Was ist aktuell dein meistgenutztes Tool - hast du einen Geheimtipp?
Ich bin ein sehr großer Miro-Fan! Das Online-Collaboration-Board ist eines meiner Lieblings-Werkzeuge – und die Chancen stehen gut, dass das auch „post Corona“ so bleiben wird. Miro (oder andere Online-Whiteboards wie Mural bzw. Conceptboard) sind Flipchart, Arbeitsbord, Präsentationsgalerie in einem – und sind für jede:n Prozessbeteiligten jederzeit zugänglich. Inzwischen nutze ich Miro auch für ganze Organisationsentwicklungsprozesse und Netzwerkprojekte als Arbeits- und Dokumentationsort.
Ich bin ein extrem visueller Mensch und Miro hilft auch mir selbst bei der Strukturierung und Darstellung von Themen. Das fängt bei der schnell erstellten Mindmap für die Gliederung eines Arbeitsthemas oder eines Artikels an und hört erst bei der Gestaltung ganztägiger Workshops auf.

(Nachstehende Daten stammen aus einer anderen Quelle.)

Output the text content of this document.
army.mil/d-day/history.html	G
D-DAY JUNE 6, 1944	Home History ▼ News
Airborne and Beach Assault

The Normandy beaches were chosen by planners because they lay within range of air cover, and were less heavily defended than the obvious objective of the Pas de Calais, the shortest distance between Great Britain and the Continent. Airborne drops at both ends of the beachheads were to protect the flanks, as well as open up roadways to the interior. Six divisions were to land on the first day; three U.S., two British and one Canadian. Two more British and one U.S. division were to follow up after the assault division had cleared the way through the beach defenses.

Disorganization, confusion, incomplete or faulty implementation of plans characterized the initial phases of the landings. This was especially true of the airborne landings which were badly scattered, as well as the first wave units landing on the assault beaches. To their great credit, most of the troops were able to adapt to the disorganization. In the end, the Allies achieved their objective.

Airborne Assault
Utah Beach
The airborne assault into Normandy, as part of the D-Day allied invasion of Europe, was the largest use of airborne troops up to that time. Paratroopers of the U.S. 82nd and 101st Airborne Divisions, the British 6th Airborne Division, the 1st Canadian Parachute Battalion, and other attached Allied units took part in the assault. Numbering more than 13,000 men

Last but not least: Ich arbeite auch außerhalb von bildung.digital sehr viel in wechselnden Konstellationen mit Menschen an unterschiedlichen Standorten zusammen – auch da ist eine digitale Arbeitsplattform natürlich extrem hilfreich.

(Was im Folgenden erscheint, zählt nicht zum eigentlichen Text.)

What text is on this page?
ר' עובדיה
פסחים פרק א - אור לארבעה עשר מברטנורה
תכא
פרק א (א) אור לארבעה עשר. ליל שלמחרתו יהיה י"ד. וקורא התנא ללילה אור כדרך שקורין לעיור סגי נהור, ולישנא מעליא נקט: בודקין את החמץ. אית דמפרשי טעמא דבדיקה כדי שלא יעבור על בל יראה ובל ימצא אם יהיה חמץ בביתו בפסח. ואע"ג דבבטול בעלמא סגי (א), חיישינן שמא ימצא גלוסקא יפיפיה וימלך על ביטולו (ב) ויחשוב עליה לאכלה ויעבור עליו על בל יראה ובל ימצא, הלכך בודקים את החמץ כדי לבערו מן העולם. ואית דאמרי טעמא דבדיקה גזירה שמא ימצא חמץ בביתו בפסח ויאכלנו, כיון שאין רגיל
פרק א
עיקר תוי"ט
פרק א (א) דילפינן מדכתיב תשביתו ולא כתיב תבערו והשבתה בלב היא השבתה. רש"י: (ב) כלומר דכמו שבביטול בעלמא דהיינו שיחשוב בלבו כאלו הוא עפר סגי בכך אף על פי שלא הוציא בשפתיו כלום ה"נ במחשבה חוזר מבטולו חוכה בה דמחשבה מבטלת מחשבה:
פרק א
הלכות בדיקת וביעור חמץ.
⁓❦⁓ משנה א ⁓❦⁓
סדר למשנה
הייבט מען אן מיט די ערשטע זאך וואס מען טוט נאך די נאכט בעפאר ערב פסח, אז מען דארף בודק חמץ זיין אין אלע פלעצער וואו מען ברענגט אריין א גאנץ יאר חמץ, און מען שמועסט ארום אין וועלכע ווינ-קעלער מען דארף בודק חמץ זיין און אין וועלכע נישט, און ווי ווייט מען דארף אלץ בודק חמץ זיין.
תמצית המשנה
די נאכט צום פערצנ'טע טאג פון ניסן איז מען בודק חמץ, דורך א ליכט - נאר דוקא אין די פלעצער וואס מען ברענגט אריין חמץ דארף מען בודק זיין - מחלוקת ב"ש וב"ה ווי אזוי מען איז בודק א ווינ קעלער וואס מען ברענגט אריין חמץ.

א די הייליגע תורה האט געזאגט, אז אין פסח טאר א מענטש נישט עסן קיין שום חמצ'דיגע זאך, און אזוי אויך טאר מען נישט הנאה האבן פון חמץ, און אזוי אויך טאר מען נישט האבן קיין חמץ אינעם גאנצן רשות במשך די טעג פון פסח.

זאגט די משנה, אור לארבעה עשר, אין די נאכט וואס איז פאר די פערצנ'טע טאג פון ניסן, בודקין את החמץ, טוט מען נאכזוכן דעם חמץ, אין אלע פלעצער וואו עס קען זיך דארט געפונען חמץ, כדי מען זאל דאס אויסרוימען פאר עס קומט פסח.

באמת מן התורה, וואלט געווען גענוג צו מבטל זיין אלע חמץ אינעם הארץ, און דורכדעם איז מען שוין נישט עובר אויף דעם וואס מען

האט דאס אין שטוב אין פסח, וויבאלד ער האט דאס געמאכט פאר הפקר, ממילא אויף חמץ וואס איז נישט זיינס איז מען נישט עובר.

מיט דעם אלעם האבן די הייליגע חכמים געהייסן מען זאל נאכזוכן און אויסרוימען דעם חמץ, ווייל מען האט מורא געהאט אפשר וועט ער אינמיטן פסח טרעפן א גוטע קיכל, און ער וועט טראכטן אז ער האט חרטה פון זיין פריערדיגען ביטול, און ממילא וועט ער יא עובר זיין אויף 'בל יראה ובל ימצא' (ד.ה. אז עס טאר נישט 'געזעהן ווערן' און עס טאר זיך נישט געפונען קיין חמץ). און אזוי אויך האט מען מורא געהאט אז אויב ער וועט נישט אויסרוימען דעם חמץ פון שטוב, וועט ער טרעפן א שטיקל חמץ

Wann macht dir dein Beruf am meisten Spaß?
Es gibt zwei unterschiedliche Situationen in meiner Arbeit als systemische Beraterin, die große Zufriedenheit auslösen: Wenn ich während eines Workshops spüre, wie plötzlich Energie im Raum entsteht, die Beteiligten wie selbstverständlich ins Miteinander kommen und die Ideen nur so sprudeln. Alle bekommen plötzlich ganz rote Backen, vergessen die Zeit – und brauchen die Moderatorin dann gerade gar nicht mehr…
Ähnlich geht es mir in der Begleitung größerer Organisationsentwicklungs-Prozesse. Wenn nach anfänglichen Schwierigkeiten und Widerständen der Prozess Fahrt aufnimmt, erste Veränderungen umgesetzt und gelebt werden können. Mich freut, wenn daraus wieder weitere Energie und Motivation entstehen, um die nächsten Schritte zu gehen.
Gibt es etwas, wofür du die Teilnehmenden, die du im Netzwerk in NRW begleitest, bewunderst?
Meiner Einschätzung nach stehen Lehrkräften deutlich zu wenig Ressourcen (an Zeit und an Weiterbildungsmöglichkeiten) für Projekte der Schulentwicklung zur Verfügung. Denjenigen, die sich trotzdem aufmachen, Schule weiterzuentwickeln, Strukturen und Inhalte neu zu gestalten und auch ihre eigene Rolle in diesem System zu verändern, gilt meine Hochachtung.
Das gilt in besonderem Maß für die teilnehmenden Europaschulen, die es sich zur Aufgabe gemacht haben, Europa für die nachwachsenden Generationen von Schüler:innen erfahrbar zu machen. An Europaschulen können Schüler:innen in internationalen Begegnungen neue Lernerfahrungen machen – und hoffentlich zu Botschafter:innen der Idee vom kulturell vielfältigen Europa werden. Dass sich im Netzwerk bildung.digital alle Schulteams während der Corona-Zeit weiter engagiert haben und die Möglichkeiten ausloten, wie man neue Programme und Angebote trotzdem voranbringen kann, dazu kann ich nur sagen: Hut ab!